One political risk is that the inspections are mandated in part by German law. Changes to the laws can reduce the demand for vehicle inspections. For example, Germany at some point introduced emissions testing, as many other governments have. But as automakers reduce the emissions their vehicles give off, some governments have removed emissions testing requirements, effectively ending that industry -- this happened in Virginia, in British Columbia, in New Jersey and there is the risk that it could happen in Germany, too.
Another political risk is that posed by trade agreements. For example, any trade agreements or enlargement of the EU will provide more opportunity for Dekra, but also more risk of market entry by a new competitor. Dekra has no real control over this, because it is the result of a political process. A third political risk is that of nationalization, but in Germany this risk is minimal.
Dekra will need to be able to continue to justify the need for emissions testing in order to maintain that demand. This requires having a good relationship with government, and lobbying to maintain the status quo. Dekra can also hedge against this risk by developing other revenue streams, so that if emissions testing is ended the company will still have diversified set of businesses and can survive. But otherwise, there is minimal political risk for a Germany company operating in Germany, and the company has a high degree of familiarity with the political environment, which helps to mitigate risk.
Kellogg's in India
India is a country with a moderately high degree of political risk. While India is a democratic nation with a legal system based on the English tradition, the country has also had flirtations with communism in the past, and some states are still run by communist governments. In the 1970s, Coca-Cola was turfed from the country after a regime change (Yergin & Stanislaw, 1998), and while India is much more open about foreign investment today, it remains riskier than Western nations. Kellogg's typically sells it normal brands in India -- Corn Flakes and other breakfast cereals. There is a low risk of nationalization today, but that has happened in the past in India so cannot be entirely discounted.

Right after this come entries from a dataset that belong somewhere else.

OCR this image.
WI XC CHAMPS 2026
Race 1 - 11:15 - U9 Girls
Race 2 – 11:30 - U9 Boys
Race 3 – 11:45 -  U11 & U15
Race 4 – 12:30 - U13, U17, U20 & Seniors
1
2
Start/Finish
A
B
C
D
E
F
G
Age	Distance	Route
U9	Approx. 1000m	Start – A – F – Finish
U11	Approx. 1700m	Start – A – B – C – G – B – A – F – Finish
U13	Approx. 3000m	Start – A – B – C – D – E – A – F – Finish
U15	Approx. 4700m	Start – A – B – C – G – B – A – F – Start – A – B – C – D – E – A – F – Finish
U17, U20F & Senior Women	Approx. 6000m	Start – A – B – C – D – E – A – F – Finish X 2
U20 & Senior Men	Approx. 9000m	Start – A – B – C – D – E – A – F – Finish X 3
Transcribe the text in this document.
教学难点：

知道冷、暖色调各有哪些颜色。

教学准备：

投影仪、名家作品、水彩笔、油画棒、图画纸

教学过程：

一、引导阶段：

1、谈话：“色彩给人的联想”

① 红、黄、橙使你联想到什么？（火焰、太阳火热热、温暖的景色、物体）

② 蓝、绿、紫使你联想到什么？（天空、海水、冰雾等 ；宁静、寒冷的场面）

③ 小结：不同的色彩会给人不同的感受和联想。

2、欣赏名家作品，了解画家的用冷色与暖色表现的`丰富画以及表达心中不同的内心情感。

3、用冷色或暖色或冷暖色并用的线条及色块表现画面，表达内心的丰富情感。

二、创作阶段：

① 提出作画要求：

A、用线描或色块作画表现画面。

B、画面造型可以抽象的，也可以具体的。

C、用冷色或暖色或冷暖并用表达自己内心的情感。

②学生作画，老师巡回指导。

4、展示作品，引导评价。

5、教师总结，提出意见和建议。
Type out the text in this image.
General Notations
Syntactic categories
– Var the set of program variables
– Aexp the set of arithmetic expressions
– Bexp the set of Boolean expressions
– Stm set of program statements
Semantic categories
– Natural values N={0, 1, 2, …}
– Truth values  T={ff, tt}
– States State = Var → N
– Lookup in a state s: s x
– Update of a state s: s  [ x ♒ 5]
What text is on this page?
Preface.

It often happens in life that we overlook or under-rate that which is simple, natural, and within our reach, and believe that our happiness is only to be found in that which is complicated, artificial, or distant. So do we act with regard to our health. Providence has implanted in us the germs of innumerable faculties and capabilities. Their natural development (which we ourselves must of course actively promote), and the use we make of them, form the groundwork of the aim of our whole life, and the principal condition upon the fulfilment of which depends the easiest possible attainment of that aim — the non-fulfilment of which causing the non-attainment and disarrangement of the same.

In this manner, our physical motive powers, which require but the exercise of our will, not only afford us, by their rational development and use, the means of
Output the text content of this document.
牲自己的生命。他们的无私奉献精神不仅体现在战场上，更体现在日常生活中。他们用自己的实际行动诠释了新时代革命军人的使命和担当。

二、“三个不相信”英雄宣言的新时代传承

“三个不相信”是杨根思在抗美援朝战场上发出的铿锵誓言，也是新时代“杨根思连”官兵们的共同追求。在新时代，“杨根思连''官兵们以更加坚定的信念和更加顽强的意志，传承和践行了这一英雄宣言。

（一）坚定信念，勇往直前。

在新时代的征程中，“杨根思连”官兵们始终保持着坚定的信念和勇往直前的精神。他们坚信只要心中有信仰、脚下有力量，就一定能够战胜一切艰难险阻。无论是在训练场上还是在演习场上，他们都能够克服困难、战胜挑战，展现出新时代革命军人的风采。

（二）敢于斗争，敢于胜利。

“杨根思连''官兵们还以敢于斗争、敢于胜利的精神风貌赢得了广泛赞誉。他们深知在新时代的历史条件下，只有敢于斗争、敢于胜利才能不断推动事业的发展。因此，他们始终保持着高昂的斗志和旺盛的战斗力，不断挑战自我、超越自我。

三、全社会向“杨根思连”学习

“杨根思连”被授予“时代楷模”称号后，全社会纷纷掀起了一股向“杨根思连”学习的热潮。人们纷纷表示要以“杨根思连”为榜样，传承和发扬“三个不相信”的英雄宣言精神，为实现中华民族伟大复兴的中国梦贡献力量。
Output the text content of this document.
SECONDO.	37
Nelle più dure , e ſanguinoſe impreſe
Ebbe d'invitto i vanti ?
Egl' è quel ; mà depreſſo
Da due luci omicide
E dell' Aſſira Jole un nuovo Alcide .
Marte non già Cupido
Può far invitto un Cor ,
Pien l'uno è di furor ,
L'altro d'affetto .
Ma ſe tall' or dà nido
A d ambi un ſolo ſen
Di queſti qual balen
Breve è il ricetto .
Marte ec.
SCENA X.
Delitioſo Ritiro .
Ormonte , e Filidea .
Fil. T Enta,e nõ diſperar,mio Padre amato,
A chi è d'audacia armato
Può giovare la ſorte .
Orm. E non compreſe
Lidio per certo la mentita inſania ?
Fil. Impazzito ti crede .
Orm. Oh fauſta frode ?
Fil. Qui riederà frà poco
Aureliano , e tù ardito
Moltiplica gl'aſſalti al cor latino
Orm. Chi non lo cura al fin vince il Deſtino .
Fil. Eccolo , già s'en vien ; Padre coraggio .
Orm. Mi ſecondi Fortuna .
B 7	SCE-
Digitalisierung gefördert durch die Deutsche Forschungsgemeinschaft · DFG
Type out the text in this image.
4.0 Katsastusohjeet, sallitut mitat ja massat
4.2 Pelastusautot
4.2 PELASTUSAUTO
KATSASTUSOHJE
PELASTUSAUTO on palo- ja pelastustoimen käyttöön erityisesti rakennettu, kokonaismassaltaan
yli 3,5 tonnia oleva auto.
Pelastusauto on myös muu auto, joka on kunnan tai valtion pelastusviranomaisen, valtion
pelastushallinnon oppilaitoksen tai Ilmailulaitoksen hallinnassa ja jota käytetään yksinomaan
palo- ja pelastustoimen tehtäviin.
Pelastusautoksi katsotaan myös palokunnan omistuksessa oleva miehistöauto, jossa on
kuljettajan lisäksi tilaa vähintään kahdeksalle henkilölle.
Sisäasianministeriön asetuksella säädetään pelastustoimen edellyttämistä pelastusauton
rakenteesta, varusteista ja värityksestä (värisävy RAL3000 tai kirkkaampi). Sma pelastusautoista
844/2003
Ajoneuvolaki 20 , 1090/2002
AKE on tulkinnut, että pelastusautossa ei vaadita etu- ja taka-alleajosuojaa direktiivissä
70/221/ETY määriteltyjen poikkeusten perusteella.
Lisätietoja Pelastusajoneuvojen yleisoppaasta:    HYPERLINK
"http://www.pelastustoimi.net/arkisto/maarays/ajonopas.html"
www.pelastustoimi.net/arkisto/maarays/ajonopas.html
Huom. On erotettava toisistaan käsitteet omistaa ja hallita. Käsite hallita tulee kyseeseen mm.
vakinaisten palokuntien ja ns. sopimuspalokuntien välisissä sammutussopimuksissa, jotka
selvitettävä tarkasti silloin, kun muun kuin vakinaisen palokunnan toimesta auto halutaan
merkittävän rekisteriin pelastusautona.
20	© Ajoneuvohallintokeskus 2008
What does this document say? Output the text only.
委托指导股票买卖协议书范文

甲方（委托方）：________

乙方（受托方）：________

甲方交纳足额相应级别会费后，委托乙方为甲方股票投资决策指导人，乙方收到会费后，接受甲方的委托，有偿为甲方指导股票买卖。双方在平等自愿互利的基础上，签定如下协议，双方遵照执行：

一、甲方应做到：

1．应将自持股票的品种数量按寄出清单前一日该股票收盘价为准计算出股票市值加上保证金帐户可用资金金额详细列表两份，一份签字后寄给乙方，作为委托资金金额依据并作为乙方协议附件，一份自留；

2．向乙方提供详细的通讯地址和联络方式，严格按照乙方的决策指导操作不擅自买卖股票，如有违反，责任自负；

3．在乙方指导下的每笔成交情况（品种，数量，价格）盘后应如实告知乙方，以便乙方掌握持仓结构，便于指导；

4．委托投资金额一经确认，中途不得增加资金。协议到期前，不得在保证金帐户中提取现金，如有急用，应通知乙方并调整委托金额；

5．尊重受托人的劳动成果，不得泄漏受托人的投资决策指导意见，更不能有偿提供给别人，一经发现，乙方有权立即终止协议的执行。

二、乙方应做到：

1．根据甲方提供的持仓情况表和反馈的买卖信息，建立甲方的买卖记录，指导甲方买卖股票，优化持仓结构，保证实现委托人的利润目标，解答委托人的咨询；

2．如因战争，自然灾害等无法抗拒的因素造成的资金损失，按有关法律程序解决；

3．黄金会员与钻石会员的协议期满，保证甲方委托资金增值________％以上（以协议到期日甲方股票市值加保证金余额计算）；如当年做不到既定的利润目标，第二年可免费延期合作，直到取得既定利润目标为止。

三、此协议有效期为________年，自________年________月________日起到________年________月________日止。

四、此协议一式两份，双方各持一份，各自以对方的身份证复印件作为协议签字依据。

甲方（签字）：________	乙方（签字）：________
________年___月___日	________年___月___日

Another risk in India is with respect to GMO regulations, since Kellogg's products use many genetically-modified ingredients. There is risk with GMO labeling, especially since many Indians subscribe to specialized dietary restrictions. India has already passed one GMO labeling law, and may tighten restrictions going forward (Huff, 2013). A third political risk is that new governments are unable to govern effectively. In particular, there has been concerned that the recently-elected government will spark racial violence in the country due to its past levels of intolerance. While to this part the Modi regime has avoided such conflict, many observers still fear a resurgence of political violence in India over the medium-term, particularly relating to Hindu-Muslim clashes and the ongoing tensions with Pakistan (Jijakli, 2013).
There is little that Kellogg's can do about racial strife, and its target market, being wealthier, is more likely to avoid widespread violence. Likewise, there is little that Kellogg's can do about Pakistan, but the company does have influence on the issue of GMO labeling. Kellogg's can mitigate this risk by both appealing to the Indian government about the value of genetically-modified crops, and working with other companies in the country that have a similar interest.